Monday, December 30, 2013

Once is enough

Every legal document I read this year had at lest one (1) set of numbers in which the authoring attorneys deemed it necessary to give me all the numbers two (2) times.

It is an insulting practice.  Anyone expected to separate the subrogee from the legatee is certainly capable of understanding the word “three” or, more concisely, “3”.  They don’t duplicate everything else in legal documents.  At least, I don’t think so.  I can’t say as I fully digested every contract I had to review recently.  Ever.

Anyway, two times the word doesn’t make your document twice as official.  If your brief already contains at least one “whereas” or “whereof” you’ve puffed yourself up quite enough.  No need to push it.

It is a waste.  Let’s say there are 1,100 characters on a page of an average document.  The American legal industry generates about $209 billion annually.  If only 10-percent of that is issuing contracts and briefs, the industry could save about $57 million a year just for trying, in a very small way, to be more clear and more polite.  That is not counting the bottom line of all the poor shlubs wasting their time reading a word twice twice for no reason.

Join with me.  Please.  You only live once.  Don't spend your time reading something twice (x2).

Tuesday, December 3, 2013

Gerbils, towels and things you learn at a con

One can learn a great deal from science fiction conventions.  Plotting, characterization, common pitfalls and basic craft – a well-run con can always teach you something.  The trick, as Spock tells you in The Wrath of Khan, is to remember.

I did not.  My first mistake stemmed from lingering too long after a reading, gabbing away as they moved the chairs in the room from stadium style to circle.  The alarms went off in my head.  Run when they circle chairs.  Run.  I did not do this, either.  Two minutes later I found myself in the far corner of an improv lesson.  Yes.  A comedy improvisation workshop designed to God knows what at a sci fi con.   

The session made me laugh.  Everyone in the room had a quick wit and, by nature of the convention itself, a general understanding of the audience.  I sat, trembling at the thought of doing something and having it flop, or doing nothing and being one of those guys who doesn’t participate, who thinks himself above all this.  As a ‘starship captain’ and ‘Klingon’ searched the ‘mall’ for a ‘rouge gerbil’ I realize this is my moment.  I scampered across the floor, chirping “Oh no not again,” until stunned by a ‘phaser.’

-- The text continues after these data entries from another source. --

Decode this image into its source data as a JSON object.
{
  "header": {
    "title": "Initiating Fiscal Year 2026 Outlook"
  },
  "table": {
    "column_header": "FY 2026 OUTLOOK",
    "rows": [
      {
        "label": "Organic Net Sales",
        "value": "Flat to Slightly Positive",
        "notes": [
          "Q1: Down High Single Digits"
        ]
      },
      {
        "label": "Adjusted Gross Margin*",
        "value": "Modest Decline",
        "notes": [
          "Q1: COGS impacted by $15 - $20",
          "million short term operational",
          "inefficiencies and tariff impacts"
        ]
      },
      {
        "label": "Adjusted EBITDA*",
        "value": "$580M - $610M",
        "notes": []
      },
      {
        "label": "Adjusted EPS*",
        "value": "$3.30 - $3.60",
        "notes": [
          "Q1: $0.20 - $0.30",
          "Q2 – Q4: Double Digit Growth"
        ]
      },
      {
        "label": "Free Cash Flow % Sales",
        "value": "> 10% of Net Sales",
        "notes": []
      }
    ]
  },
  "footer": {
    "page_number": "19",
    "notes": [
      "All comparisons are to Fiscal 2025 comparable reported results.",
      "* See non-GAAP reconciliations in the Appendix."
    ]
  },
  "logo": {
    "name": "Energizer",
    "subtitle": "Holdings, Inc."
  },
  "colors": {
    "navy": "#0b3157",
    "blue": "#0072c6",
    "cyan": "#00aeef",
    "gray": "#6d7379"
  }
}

For whatever reason, everyone laughed, the workshop soon ended and I got on to the business of science fiction business.  Midway through the next day, I decide to go for a swim.  The hotel pool is gorgeous and I had a lot of toxins to work out of my system.  Because the pool is nine floors down and through the lobby, I wear my street clothes and change in the changing room.  I do laps for 20 minutes, get out and . . . drip.  No towels.  No lifeguard, no humans, no towels. 

I can’t dash through the lobby and up the elevator sopping wet.  Nor can I put my clothes back on.  I take the only other options I see available.  I get naked, smack the big silver button on the hand-dryer, crouch down and slowly rotate like gyro meat on a spit.  I turn and turn squeegeeing myself for what feels like 30 minutes.

Then another guy walks in.  I stand up.  He looks at me.  Confused.  Then he tilts his head a bit and asks, “Aren’t you that gerbil?”

The sad thing is that anyone attending a science fiction convention must have read Douglas Adams’ Hitchhiker’s Guide to the Galaxy.  And anyone who as read that book – even just the first few pages – knows that, and I paraphrase: A towel, the Guide says, is about the most massively useful thing an interstellar hitchhiker can have.

Never forget what you learn at your next con.  Never forget your towel.  Oh, and don't panic.